The United Food & Commercial Workers, the Wisconsin Farmers Union and other groups have been in discussion for the last decade about the need to rekindle that old farmer/labor alliance from the New Deal era — and to expand it to include people who care about climate change.
“These family farm feeding operations … there’s no way that their dairy and their meat can compete with CAFOs,” said Olson. “And so what did they do? They sold those cattle off, plowed up those sustainable pasture rotations, which only exacerbated the overproduction problem and made it worse.”
“And from a climate perspective, it was an unmitigated disaster,” Olson added, “because what it did is it moved millions of head of cattle off of millions of acres of sustainable pasture rotations.”
To make matters worse, U.S. demand for beef is increasingly fed by Brazil, where cattle ranches are expanding into the rainforest and accelerating deforestation. Brazil recently expanded from supplying 2% of the U.S. beef import market to supplying 15%.
The hope, says Olson, is that pivoting back to a supply-management system in the U.S. and reviving country of origin labeling could help move cattle back into sustainable pasture rotations, rebuilding soil health and fixing carbon.
“Not only would it curtail the dead zone in the Gulf of Mexico, it would make the countryside more resilient to climate volatility … floods and droughts, if you had pasture rotation,” he says.
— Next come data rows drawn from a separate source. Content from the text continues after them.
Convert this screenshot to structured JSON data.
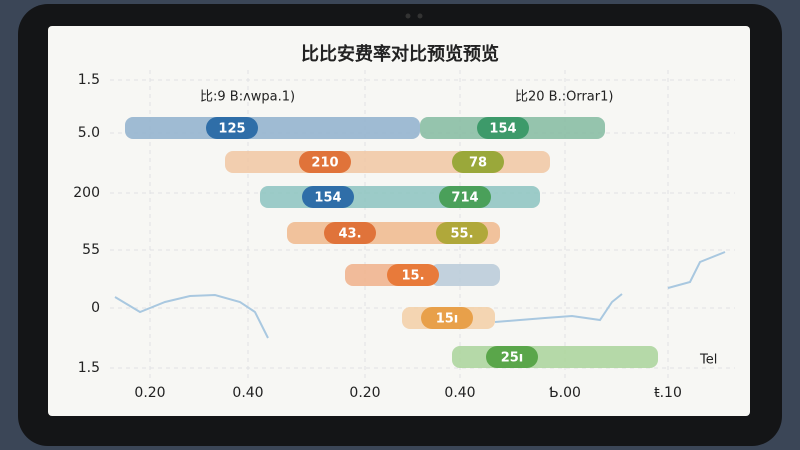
{
  "title": "比比安费率对比预览预览",
  "legend": [
    "比:9 B:ʌwpa.1)",
    "比20 B.:Orrar1)"
  ],
  "y_labels": [
    "1.5",
    "5.0",
    "200",
    "55",
    "0",
    "1.5"
  ],
  "x_labels": [
    "0.20",
    "0.40",
    "0.20",
    "0.40",
    "Ƅ.00",
    "ŧ.10"
  ],
  "corner_label": "Tel",
  "bars": [
    {
      "labels": [
        "125",
        "154"
      ]
    },
    {
      "labels": [
        "210",
        "78"
      ]
    },
    {
      "labels": [
        "154",
        "714"
      ]
    },
    {
      "labels": [
        "43.",
        "55."
      ]
    },
    {
      "labels": [
        "15."
      ]
    },
    {
      "labels": [
        "15ı"
      ]
    },
    {
      "labels": [
        "25ı"
      ]
    }
  ]
}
Biden’s Ag secretary, Tom Vilsack, agrees. In reaction to the pandemic, which exposed the fragility of our far-flung food supply chain when the few remaining meat packing plants shut down and farmers were left to euthanize their animals in the field even as grocery store shelves stood empty, Vilsack announced a $2 billion initiative to create more meatpacking plants and has promoted antitrust enforcement against Big Food.
“Between the big packers and the big retailers, they have a lock on market access,” says Olson. “Antitrust is one way to pry open market access.”
Another way is through supply management. Another is by calling attention to and rewarding fair labor and environmental practices.
That’s the gist of the effort to overcome the race to the bottom in our cheap food economy. It’s a battle with deep roots in Wisconsin history and a lot of urgency right now.